La différence entre les équipements d’hiver russes et allemands joue un rôle véritablement écrasant dans l’issue de la bataille. Moscou est sauvée. L’Allemagne a cessé d’être invincible. Adolf Hitler a perdu sa bataille de Moscou pendant l’hiver 1941.
Cette différence entre les équipements d’hiver russes et allemands joue un rôle véritablement écrasant dans l’issue de la bataille. Ce n’est d’ailleurs pas seulement une question d’ordre purement physique, mais aussi psychologique : le froid annihile l’esprit d’initiative du soldat allemand, ainsi que l’écrit un médecin de la 276.
Lâché dans cette nature sauvage. le Russe se sent chez lui. Donnez-lui une hache et un couteau: en quelques heures, il aura fait des tas de choses, un traîneau, un brancard, un petit igloo (…) un poêle avec deux vieux bidons d’huile. Nos hommes restaient lamentablement inertes, debout, à se chauffer autour d’un récipient dans lequel ils faisaient brûler de l’essence, pourtant bien précieuse. La nuit, ils se tassaient tous dans les rares isbas qui tenaient encore debout. Plusieurs fois nous trouvâmes des sentinelles qui s’étaient endormies et qui étaient littéralement mortes de froid.
C’était aussi la nuit que se manifestait le plus souvent l’artillerie russe : elle tirait sur les villages et provoquait de lourdes pertes; les hommes préféraient pourtant ne pas se disperser, de peur d’être ramassés par des cavaliers, réguliers ou partisans.
Au sud du front d’attaque, Guderian a encore essayé de faire tomber le pilier de Toula. Le 4 décembre, son 43° corps l’encercle totalement et sa chute ne peut plus être qu’une question d’heures. Mais Guderian sent imminente la contre-offensive russe.

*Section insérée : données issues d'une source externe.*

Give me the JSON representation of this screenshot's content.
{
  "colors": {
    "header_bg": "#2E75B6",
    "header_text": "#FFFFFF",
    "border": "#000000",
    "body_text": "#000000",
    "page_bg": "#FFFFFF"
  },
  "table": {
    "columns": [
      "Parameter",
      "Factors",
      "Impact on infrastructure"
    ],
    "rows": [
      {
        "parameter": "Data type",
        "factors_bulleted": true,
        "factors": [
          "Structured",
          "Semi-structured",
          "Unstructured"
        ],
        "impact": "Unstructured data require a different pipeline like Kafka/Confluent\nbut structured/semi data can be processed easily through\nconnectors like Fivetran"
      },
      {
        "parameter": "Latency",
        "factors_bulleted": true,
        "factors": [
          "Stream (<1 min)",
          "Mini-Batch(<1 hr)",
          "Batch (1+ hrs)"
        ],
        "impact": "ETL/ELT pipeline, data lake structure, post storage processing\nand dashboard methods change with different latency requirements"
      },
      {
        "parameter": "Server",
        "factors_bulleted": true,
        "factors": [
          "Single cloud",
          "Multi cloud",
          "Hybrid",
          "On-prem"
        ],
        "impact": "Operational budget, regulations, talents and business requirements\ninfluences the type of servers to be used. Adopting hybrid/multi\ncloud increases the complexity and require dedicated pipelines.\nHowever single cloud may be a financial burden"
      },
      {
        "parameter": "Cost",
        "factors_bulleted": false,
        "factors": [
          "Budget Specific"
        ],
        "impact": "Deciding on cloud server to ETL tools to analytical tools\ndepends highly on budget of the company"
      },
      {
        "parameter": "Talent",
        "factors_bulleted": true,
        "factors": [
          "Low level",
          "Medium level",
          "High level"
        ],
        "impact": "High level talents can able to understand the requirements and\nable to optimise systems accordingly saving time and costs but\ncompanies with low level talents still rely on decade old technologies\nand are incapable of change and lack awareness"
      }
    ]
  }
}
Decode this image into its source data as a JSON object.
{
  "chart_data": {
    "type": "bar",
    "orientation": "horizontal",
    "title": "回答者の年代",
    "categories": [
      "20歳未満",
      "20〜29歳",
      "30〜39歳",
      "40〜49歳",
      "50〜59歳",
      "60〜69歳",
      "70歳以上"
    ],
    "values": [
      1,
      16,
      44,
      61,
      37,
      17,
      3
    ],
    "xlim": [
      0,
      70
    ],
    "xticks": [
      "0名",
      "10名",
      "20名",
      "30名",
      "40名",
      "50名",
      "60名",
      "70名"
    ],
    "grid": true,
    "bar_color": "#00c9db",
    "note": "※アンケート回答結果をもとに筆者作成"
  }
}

De gros rassemblements sont signalés sur l’Oka et des débarquements sont en cours sur la ligne de Riazan. Si ces masses tombent sur la II° armée blindée distendue et épuisée, elles peuvent la disloquer et la détruire.

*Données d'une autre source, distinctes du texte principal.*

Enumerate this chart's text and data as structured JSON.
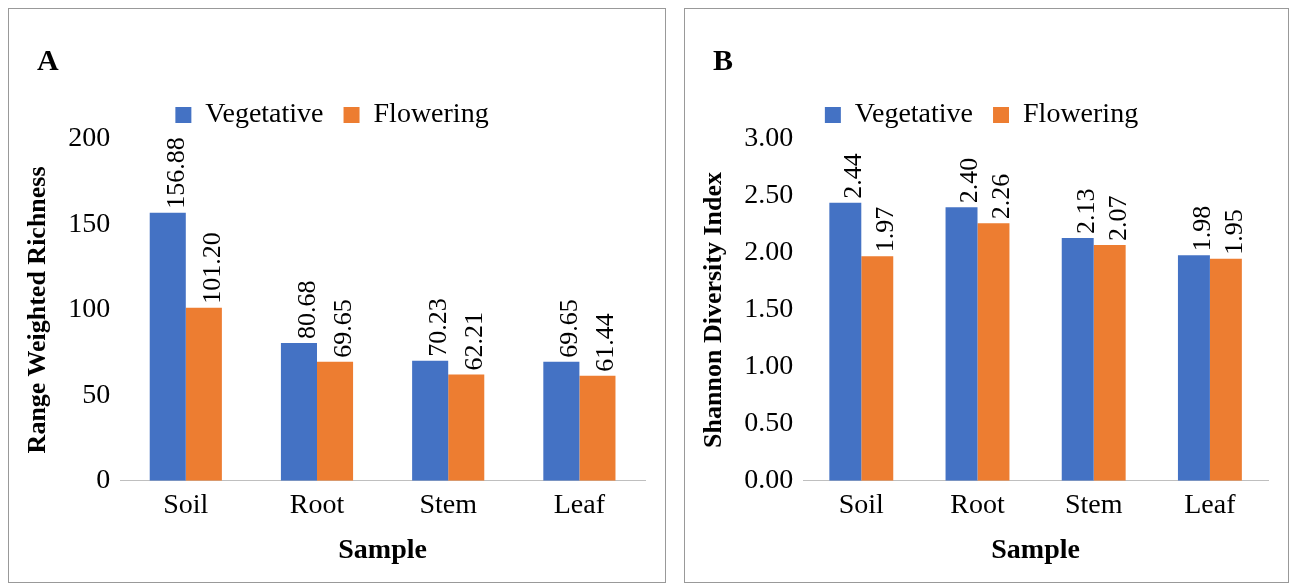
{
  "chart_data": [
    {
      "type": "bar",
      "title": "A",
      "xlabel": "Sample",
      "ylabel": "Range Weighted Richness",
      "categories": [
        "Soil",
        "Root",
        "Stem",
        "Leaf"
      ],
      "series": [
        {
          "name": "Vegetative",
          "color": "#4472c4",
          "values": [
            156.88,
            80.68,
            70.23,
            69.65
          ],
          "value_labels": [
            "156.88",
            "80.68",
            "70.23",
            "69.65"
          ]
        },
        {
          "name": "Flowering",
          "color": "#ed7d31",
          "values": [
            101.2,
            69.65,
            62.21,
            61.44
          ],
          "value_labels": [
            "101.20",
            "69.65",
            "62.21",
            "61.44"
          ]
        }
      ],
      "ylim": [
        0,
        200
      ],
      "yticks": [
        0,
        50,
        100,
        150,
        200
      ],
      "grid": false,
      "legend": "top"
    },
    {
      "type": "bar",
      "title": "B",
      "xlabel": "Sample",
      "ylabel": "Shannon Diversity Index",
      "categories": [
        "Soil",
        "Root",
        "Stem",
        "Leaf"
      ],
      "series": [
        {
          "name": "Vegetative",
          "color": "#4472c4",
          "values": [
            2.44,
            2.4,
            2.13,
            1.98
          ],
          "value_labels": [
            "2.44",
            "2.40",
            "2.13",
            "1.98"
          ]
        },
        {
          "name": "Flowering",
          "color": "#ed7d31",
          "values": [
            1.97,
            2.26,
            2.07,
            1.95
          ],
          "value_labels": [
            "1.97",
            "2.26",
            "2.07",
            "1.95"
          ]
        }
      ],
      "ylim": [
        0,
        3
      ],
      "yticks": [
        {
          "value": 0,
          "label": "0.00"
        },
        {
          "value": 0.5,
          "label": "0.50"
        },
        {
          "value": 1,
          "label": "1.00"
        },
        {
          "value": 1.5,
          "label": "1.50"
        },
        {
          "value": 2,
          "label": "2.00"
        },
        {
          "value": 2.5,
          "label": "2.50"
        },
        {
          "value": 3,
          "label": "3.00"
        }
      ],
      "grid": false,
      "legend": "top"
    }
  ]
}
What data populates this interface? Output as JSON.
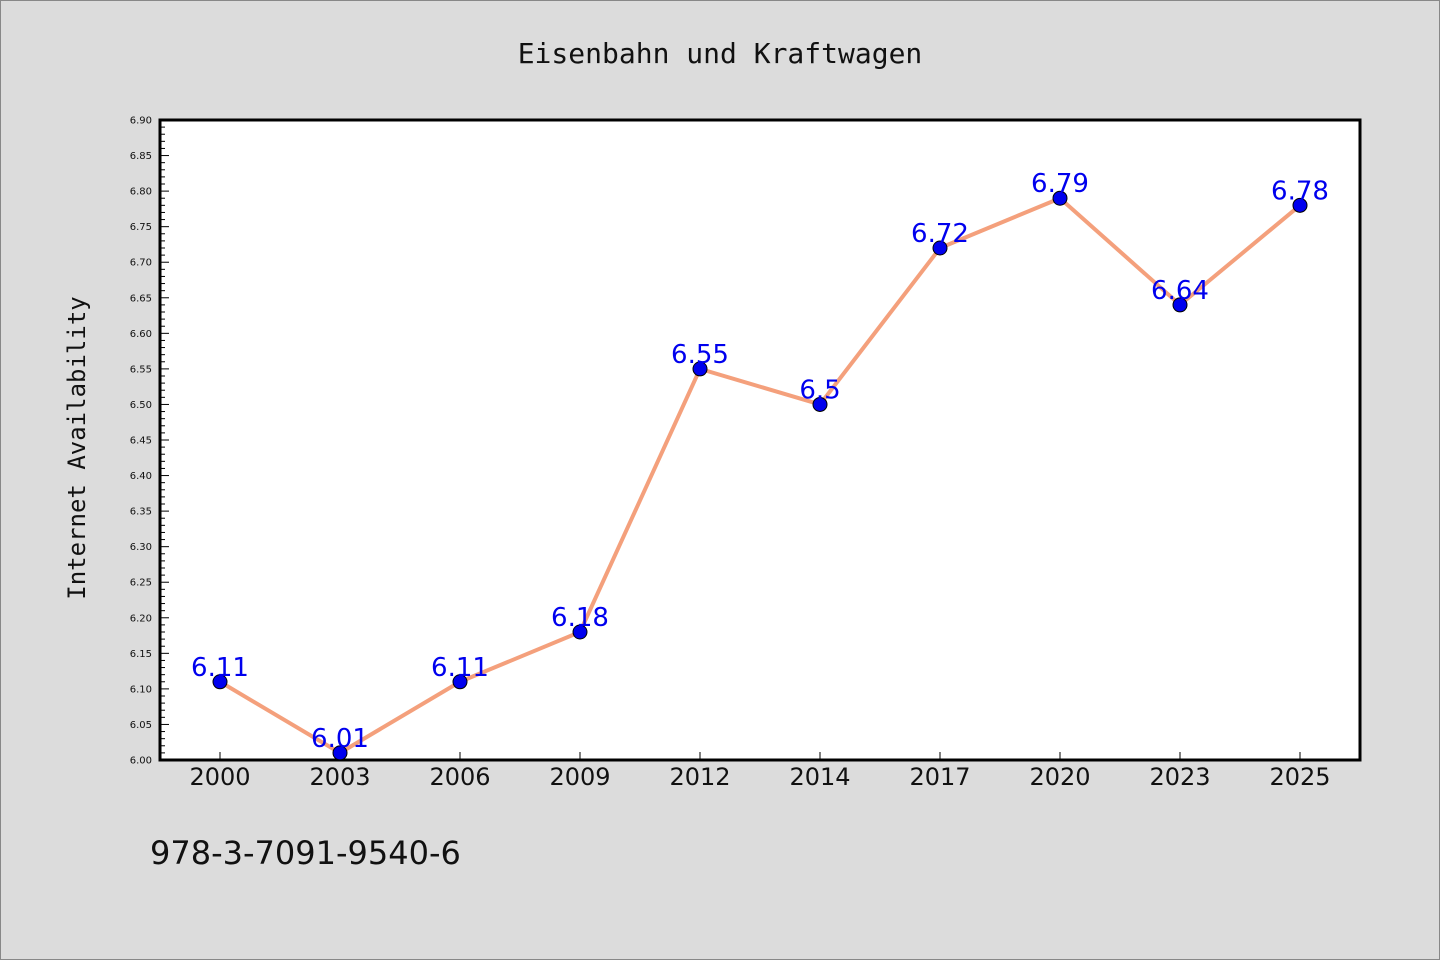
{
  "chart_data": {
    "type": "line",
    "title": "Eisenbahn und Kraftwagen",
    "xlabel": "",
    "ylabel": "Internet Availability",
    "categories": [
      "2000",
      "2003",
      "2006",
      "2009",
      "2012",
      "2014",
      "2017",
      "2020",
      "2023",
      "2025"
    ],
    "series": [
      {
        "values": [
          6.11,
          6.01,
          6.11,
          6.18,
          6.55,
          6.5,
          6.72,
          6.79,
          6.64,
          6.78
        ]
      }
    ],
    "data_labels": [
      "6.11",
      "6.01",
      "6.11",
      "6.18",
      "6.55",
      "6.5",
      "6.72",
      "6.79",
      "6.64",
      "6.78"
    ],
    "ylim": [
      6.0,
      6.9
    ],
    "yticks": [
      "6.00",
      "6.05",
      "6.10",
      "6.15",
      "6.20",
      "6.25",
      "6.30",
      "6.35",
      "6.40",
      "6.45",
      "6.50",
      "6.55",
      "6.60",
      "6.65",
      "6.70",
      "6.75",
      "6.80",
      "6.85",
      "6.90"
    ],
    "grid": false,
    "colors": {
      "line": "#f4a07c",
      "marker": "#0000ee",
      "label": "#0000ee"
    }
  },
  "footer_text": "978-3-7091-9540-6"
}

Le soleil du dimanche 6 décembre, 168° jour de la campagne de Russie, se lève dans un ciel miraculeusement débarrassé de sa chape de plomb. Toute la plaine est du cristal. Les grandes forêts de bouleaux et de sapins étincellent sous leurs capuchons de givre. Mais jamais il n’a fait aussi froid.
A Yasnaia Poliania, le thermomètre accroché à l’extérieur de la maison de Tolstoï est tombé à —50°C. Guderian n’hésite plus. Il appelle au téléphone von Bock et lui annonce qu’il donne à son armée l’ordre d’évacuer le saillant de Toula.

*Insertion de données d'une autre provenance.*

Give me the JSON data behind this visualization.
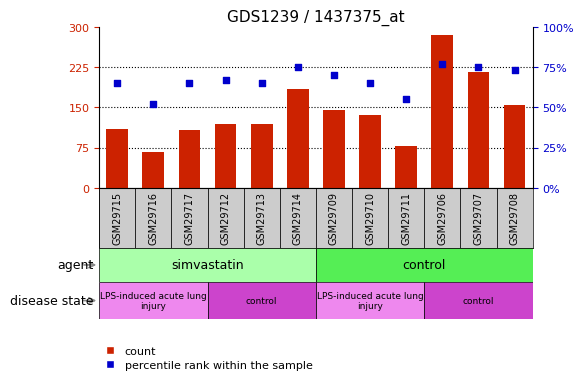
{
  "title": "GDS1239 / 1437375_at",
  "samples": [
    "GSM29715",
    "GSM29716",
    "GSM29717",
    "GSM29712",
    "GSM29713",
    "GSM29714",
    "GSM29709",
    "GSM29710",
    "GSM29711",
    "GSM29706",
    "GSM29707",
    "GSM29708"
  ],
  "bar_values": [
    110,
    68,
    108,
    120,
    120,
    185,
    145,
    135,
    78,
    285,
    215,
    155
  ],
  "blue_values_pct": [
    65,
    52,
    65,
    67,
    65,
    75,
    70,
    65,
    55,
    77,
    75,
    73
  ],
  "bar_color": "#cc2200",
  "blue_color": "#0000cc",
  "ylim_left": [
    0,
    300
  ],
  "ylim_right": [
    0,
    100
  ],
  "yticks_left": [
    0,
    75,
    150,
    225,
    300
  ],
  "ytick_labels_left": [
    "0",
    "75",
    "150",
    "225",
    "300"
  ],
  "yticks_right": [
    0,
    25,
    50,
    75,
    100
  ],
  "ytick_labels_right": [
    "0%",
    "25%",
    "50%",
    "75%",
    "100%"
  ],
  "agent_groups": [
    {
      "label": "simvastatin",
      "start": 0,
      "end": 6,
      "color": "#aaffaa"
    },
    {
      "label": "control",
      "start": 6,
      "end": 12,
      "color": "#55ee55"
    }
  ],
  "disease_groups": [
    {
      "label": "LPS-induced acute lung\ninjury",
      "start": 0,
      "end": 3,
      "color": "#ee88ee"
    },
    {
      "label": "control",
      "start": 3,
      "end": 6,
      "color": "#cc44cc"
    },
    {
      "label": "LPS-induced acute lung\ninjury",
      "start": 6,
      "end": 9,
      "color": "#ee88ee"
    },
    {
      "label": "control",
      "start": 9,
      "end": 12,
      "color": "#cc44cc"
    }
  ],
  "xlabel_agent": "agent",
  "xlabel_disease": "disease state",
  "legend_bar_label": "count",
  "legend_blue_label": "percentile rank within the sample",
  "title_fontsize": 11,
  "tick_fontsize": 8,
  "bar_width": 0.6,
  "sample_box_color": "#cccccc",
  "arrow_color": "#888888"
}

Suspendu entre une bataille perdue et un Führer terrifiant, Bock essaie d’atermoyer. Il demande à Guderian de se rendre au front pour juger sur place avant de prendre une décision aussi grave.
— Vous me croyez à Orel répond Guderian ; je suis à Yasnaia Poliania et l’on se bat à côté de mon P.C…
Au même moment, comme si une télépathie existait entre les conducteurs de blindés, Hoeppner suspend également son offensive, décide de ramener son groupement sur l’Istra. Aux portes de la capitale ennemie, les Allemands font demi-tour ! Retraite coûteuse. Des centaines de chars et de camions sont immobilisés faute d’essence ou cloués au sol par le gel : il faut les faire sauter.
Dans les unités hippomobiles, on manque d’attelages et il est indispensable de sacrifier une partie du matériel pour sauver l’autre. Du 6 au 12 décembre, les Russes prendront 386 chars, 704 tracteurs, 305 canons, etc.
Le temps clair ne dure pas, le ciel se recouvre, le vent se relève, les soldats allemands s’en vont par petits groupes, l’arme à la bretelle, au milieu de l’espèce de crépuscule dont la poussière de neige emplit les heures du jour. Le terrible précédent qui n’a cessé de hanter les esprits depuis le début de la campagne s’impose avec une force hallucinante. La deuxième retraite de Russie est commencée.
Moscou est sauvée. L’Allemagne a cessé d’être invincible. Adolf Hitler a perdu sa bataille de Moscou, sa guerre de Russie, sa guerre tout court.